We worked in rooms full of only women and we were called calculators. We sat six to a table at calculating machines and processed ten- to fourteen-digit numbers. We clanked and banged continuously. We solved differential equations without access to the physics behind them. We made plots of French curves. Eventually, IBM equipment replaced us. We thought our biggest accomplishment was not our calculations, but the survival of our families in this wild military camp.

 

As part of a volunteer community protection team, we issued passes to new residents and listened for spies, though we had no idea what we were listening for. We were given a list of watchwords, words we had been hearing around town already. Uranium. Fission. The Gadget. We were told to look for nervousness, to listen for inflection, and we thought we would be brilliant at this kind of work: we had a lifetime of experience in paying attention. But we never caught a spy.

 

Some of us did things no one will ever know about because we did not discuss our jobs with anyone. There was a fracture: the tired wives who worked in the Lab and had security clearance and the tired wives who did not work in the Lab. We all worked, of course, cleaning, cooking, bathing, loving, but some of us fabricated lenses using molds that reminded us of cookie cutters. Louise went into labor while at work but monitored her contractions with a stopwatch and still finished her experiment before leaving the Tech Area.

 

We were scientific librarians, personal secretaries, switchboard operators.
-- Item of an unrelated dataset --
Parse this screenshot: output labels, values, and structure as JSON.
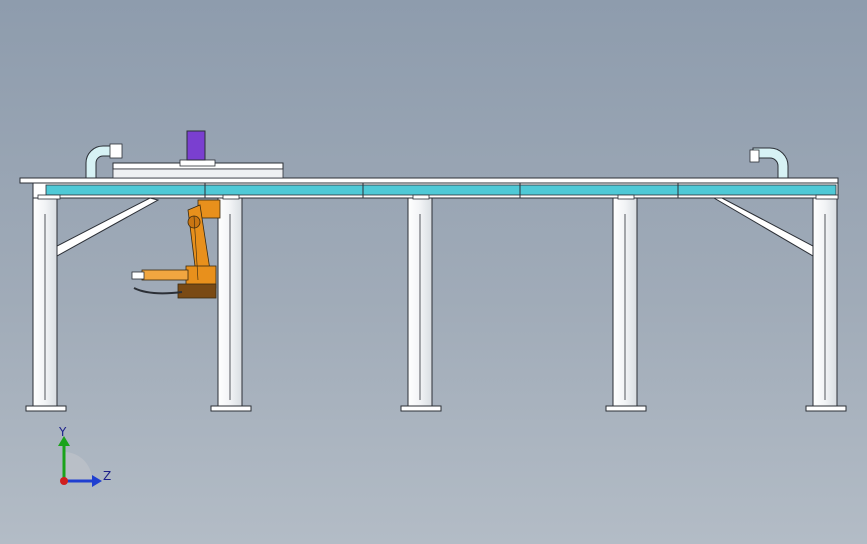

The Director gave us fatherly advice about the pressures of wartime marriages. We sang Happy Birthday to senior scientists over the PA system.

 

And after our shift Clara came by and asked us what we did all day and we shrugged, noting how we hated that shrug from our husbands, how we were doing the thing that annoyed us the most, but Susie was polite and knew we could not say and therefore did not ask us. At night we were exhausted and told our husbands, What I need is a good wife.